I release my palms from the counter and turn to face her—my opponent. My eyes collide with baby blue sleep shorts and a matching tank top. With curves and tan skin. With sleepy eyes and wild hair. With the most deadly of opponents: a gorgeous woman.
I’m not worried, though. It’s just a little physical attraction. Just a man and a woman and all that. Nothing too serious to be concerned about. It would be one thing if I secretly enjoyed her feistiness or her constant need to push my buttons. But I don’t. Don’t, don’t, don’t.
“Looks like you were busy last night.” I sound like a monster guarding his cave, even to my own ears.

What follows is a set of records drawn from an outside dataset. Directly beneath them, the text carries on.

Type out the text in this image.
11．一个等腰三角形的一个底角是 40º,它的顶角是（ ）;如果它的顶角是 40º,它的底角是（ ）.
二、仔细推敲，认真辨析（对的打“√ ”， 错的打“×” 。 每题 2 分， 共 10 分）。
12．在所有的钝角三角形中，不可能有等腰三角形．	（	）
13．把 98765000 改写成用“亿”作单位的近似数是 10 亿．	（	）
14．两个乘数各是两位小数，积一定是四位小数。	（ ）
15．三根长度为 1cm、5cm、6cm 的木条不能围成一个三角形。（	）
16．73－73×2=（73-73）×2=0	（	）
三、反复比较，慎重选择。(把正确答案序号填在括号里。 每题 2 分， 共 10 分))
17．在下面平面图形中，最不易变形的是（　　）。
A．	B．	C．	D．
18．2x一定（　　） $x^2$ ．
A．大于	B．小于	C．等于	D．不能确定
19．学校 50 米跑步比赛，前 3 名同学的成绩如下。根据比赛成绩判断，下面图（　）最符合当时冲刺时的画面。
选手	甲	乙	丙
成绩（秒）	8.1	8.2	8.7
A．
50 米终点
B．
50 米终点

She smirks at my obvious agitation, and now I’m even grumpier that I’ve let her see how much her plan worked. I should have wrapped myself in that pastel blanket. Worn her fuzzy house slippers. Poured coffee into her hot pink “Boss Babe” mug and smiled as I sipped from it.
“I have terrible pregnancy insomnia these days. I can never sleep.”
I resist the urge to go into doctor mode and list off several ways I could help her remedy that insomnia. Instead, I focus on the situation at hand. “Pretty sure I made it clear that all your stuff needed to stay in your room.” I fold my arms. These are business arms.
Her eyes sparkle and gleam in false innocence. “Oh no! Do you not like my stuff being in your space? Oh dear, I’m so sorry. I’d be happy to go move it all, but…” She moves her hand to her small belly bump and rubs it affectionally. “I’m a little worn out from all my hard work last night. I think I better put my feet up and rest for a while because I’m starting to get some sharp pains.” Her eyes widen into big doe eyes, and she blinks her long dark lashes slowly. “Unless…you want me to spend the day moving it allllllll the way back upstairs.” Now she rubs her low back like it’s giving her great pain, like she’s the size of a bus rather than looking like she swallowed a pebble.
I sink my teeth into my lower lip and bite until I nearly taste blood, because once again she has found a way to best me. This woman. She’s going to be the death of me in so many ways.
“Don’t worry about it.” I turn around so I can say the next words without letting Jessie see how truly annoyed I am. “Go put your feet up.” It’s important to note that I only added that last part in case she’s not faking those pains. The obstetrician in me cannot allow her to hurt herself in the name of a stupid prank war.
Besides, I’ve already figured out a way to get even, and the first step is to find that snowman mug for my morning coffee.